In order to emphasize the teamwork involved, Meta cited the expanding Metaverse Standards Forum, which it co-founded with other tech companies this year.

According to Edward Bowles, the company’s head of fintech policy, Meta hopes for an eventual “interconnectability” between the various international jurisdictions that will be battling over how to regulate the metaverse economy so that users of its Horizon Worlds virtual reality platform can pick up their assets and “move to another world seamlessly and back again.”

This paper is simply the beginning of a series of dialogues- Bowles told reporters this week in Washington, adding that they’re some way off from it being a reality.

The document rolls out the top three priorities of the metaverse:

• An internet development that envisions individuals interacting in virtual reality

• Future metaverse regulations should be technology-inclined

• Acknowledge the potential economic benefits of Web3 and demand that governments and businesses collaborate to build

The prospective contribution of digital currencies issued by central banks to the metaverse economy would be a part of this collaboration.

Initially called libra and then diem, Meta’s Facebook attempted to introduce a global stablecoin three years ago.
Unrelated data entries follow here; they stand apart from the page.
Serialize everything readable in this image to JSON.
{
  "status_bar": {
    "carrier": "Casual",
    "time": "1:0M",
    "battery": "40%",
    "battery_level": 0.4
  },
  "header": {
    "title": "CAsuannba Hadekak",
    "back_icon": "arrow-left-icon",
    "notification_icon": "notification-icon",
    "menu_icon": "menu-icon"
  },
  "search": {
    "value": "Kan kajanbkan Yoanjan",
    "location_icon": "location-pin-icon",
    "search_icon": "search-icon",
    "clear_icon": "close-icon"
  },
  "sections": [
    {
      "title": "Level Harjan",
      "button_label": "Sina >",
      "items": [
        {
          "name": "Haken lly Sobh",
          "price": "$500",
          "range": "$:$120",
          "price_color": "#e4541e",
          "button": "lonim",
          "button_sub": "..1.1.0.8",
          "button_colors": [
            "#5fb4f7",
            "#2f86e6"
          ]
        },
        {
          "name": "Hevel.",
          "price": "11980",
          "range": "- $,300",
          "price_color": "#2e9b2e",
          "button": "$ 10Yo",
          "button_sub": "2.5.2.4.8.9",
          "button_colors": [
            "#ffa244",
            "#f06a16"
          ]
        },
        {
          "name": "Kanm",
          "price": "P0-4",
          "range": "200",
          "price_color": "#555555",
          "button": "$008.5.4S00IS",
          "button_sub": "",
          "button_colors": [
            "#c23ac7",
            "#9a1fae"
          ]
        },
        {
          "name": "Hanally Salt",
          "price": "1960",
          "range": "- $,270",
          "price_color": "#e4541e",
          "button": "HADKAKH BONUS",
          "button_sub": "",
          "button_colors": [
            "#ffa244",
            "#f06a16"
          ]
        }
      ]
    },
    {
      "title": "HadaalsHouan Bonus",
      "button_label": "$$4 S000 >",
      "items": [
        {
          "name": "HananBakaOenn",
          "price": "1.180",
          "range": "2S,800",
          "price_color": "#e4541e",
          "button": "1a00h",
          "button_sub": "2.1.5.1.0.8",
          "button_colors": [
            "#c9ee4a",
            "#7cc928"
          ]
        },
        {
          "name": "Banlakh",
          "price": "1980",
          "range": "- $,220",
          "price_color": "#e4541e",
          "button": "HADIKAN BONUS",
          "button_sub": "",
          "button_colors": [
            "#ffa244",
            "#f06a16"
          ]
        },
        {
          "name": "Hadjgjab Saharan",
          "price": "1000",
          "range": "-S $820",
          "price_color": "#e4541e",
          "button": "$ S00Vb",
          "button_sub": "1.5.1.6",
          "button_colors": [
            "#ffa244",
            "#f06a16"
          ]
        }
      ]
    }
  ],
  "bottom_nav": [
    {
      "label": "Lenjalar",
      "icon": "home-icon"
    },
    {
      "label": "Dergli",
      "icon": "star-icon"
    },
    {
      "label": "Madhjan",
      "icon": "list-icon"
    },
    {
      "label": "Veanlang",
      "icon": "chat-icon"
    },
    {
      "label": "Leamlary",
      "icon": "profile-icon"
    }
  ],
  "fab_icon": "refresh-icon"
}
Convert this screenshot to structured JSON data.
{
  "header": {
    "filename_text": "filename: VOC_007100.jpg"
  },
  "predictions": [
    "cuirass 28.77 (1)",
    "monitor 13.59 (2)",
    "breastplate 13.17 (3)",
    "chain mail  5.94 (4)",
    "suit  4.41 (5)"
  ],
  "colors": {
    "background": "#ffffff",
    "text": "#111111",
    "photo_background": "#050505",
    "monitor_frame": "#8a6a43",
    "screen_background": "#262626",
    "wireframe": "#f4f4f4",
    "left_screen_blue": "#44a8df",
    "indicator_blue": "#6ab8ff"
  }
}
Regulators were alarmed by the company’s and its partners audacious original strategy, and the project was perceived as a danger to Big Tech’s potential sway over the financial system.

Even Diem’s later, more cautious strategy ran into opposition, with government officials warning that such an effort could explode to the point where it jeopardized the stability of the larger financial system. After the project was finally abandoned last year, American regulators made it clear that they don’t want big businesses to launch their own stablecoins.